Preprocedural risk assessment, as well as procedural and postprocedural risk management are critical stepping stones to improve patient outcomes. A major advantage of the NCDR risk models over the Mehran risk model is that both NCDR risk models allow calculation of risk from preprocedural characteristics—while Mehran is a postprocedural risk prediction model. Knowing the risk of CIN or dialysis before the procedure, the operator may undertake preventive measures (—periprocedural risk management). The clinical indication of the procedure can be critically reviewed and high-risk patients may benefit from more intense or prolonged postprocedural monitoring of urine output and retention parameters. Contrast media volume is a key factor for the development of CIN, especially in high-risk patients [34] and may be managed accordingly: the use of biplane angiography systems helps to reduce contrast media exposure [35]. There are technical devices which are efficient in reducing contrast media over-injection [36]. The use of intravascular ultrasound (IVUS) and physiological guidance [37] may help in decreasing contrast media volume exposure for high-risk patients. Periprocedural risk management also includes volume expansion, which is still common practice (European class IIa recommendation for preprocedural hydration with isotonic saline [14]), although several studies showed no significant difference in the rate of CIN in patients with and without prophylactic hydration [38, 39]. Other studies investigated the influence on statin administration for the prevention of contrast-induced nephropathy with divergent results [40, 41]. Taken together, knowing patient risk for CIN upfront may hold the key for initiating adequate preventive measures in high-risk patients. Future studies are needed to investigate potential outcome benefits from preprocedural risk assessment and periprocedural risk management.

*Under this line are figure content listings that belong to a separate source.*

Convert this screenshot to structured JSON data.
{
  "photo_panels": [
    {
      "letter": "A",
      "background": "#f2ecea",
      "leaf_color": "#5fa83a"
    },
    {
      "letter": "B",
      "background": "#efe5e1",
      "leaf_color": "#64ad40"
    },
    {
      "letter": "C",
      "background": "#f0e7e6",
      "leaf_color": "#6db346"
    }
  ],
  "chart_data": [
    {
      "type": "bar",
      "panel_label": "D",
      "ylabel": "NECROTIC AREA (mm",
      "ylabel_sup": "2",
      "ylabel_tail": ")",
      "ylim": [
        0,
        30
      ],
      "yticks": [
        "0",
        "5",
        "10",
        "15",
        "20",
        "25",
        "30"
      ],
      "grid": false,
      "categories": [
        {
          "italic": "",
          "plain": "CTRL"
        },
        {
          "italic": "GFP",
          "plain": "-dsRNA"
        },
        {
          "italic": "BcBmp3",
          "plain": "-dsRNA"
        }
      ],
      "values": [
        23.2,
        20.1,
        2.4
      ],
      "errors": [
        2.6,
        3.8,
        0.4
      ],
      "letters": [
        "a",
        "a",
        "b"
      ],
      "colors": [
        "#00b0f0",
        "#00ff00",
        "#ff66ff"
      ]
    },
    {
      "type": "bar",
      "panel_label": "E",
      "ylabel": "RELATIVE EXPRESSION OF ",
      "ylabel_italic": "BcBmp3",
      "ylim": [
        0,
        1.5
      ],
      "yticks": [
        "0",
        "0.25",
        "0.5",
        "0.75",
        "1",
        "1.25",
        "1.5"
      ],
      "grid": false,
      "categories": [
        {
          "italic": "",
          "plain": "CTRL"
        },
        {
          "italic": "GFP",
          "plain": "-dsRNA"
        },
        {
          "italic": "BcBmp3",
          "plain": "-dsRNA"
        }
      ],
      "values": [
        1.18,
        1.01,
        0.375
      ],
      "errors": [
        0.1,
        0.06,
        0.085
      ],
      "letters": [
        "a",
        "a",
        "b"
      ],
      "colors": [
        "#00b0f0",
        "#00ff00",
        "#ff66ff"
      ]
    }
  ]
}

Major limitations of our study are the retrospective single-center design, which limits generalizability to other patient cohorts, and the limited number of included patients and events. Therefore, results, especially for the outcome ‘need for dialysis’, have to be interpreted with caution, as they are not clearly in favor of the NCDR model. A further limitation is missing data and the simple method of data imputation, especially for the Mehran model. However, sensitivity analysis in patients with complete data verified the overall results. There were almost no missing data for the calculation of the NCDR score, which underlines its usefulness as a preprocedural risk model.

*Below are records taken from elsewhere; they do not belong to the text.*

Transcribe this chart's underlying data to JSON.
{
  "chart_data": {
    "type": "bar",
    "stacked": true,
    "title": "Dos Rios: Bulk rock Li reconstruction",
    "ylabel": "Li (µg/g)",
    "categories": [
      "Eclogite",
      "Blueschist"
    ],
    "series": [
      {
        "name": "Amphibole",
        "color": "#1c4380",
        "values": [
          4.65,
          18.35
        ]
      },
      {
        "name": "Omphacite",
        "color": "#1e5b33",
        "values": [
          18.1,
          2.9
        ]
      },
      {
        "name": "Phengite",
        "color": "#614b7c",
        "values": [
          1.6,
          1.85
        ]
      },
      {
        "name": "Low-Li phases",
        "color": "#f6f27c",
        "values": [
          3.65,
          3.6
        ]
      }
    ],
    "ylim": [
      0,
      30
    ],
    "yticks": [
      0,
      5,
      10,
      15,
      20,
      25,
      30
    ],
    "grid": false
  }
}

Prospective validation of both risk models in a contemporary patient cohort is necessary to verify our results and help to further improve CIN risk management.

Conclusion

In German patients undergoing coronary angiography, the modern NCDR risk model for predicting contrast-induced nephropathy showed superior discrimination performance compared to the established Mehran risk model. Both risk models showed inaccurate calibration, with slight advantages for the Mehran over the NCDR risk model for predicting contrast-induced nephropathy. Results for the outcome of ‘need for dialysis’ were equivocal. Further prospective studies are necessary to investigate patient outcome benefits from optimization in risk assessment and risk management.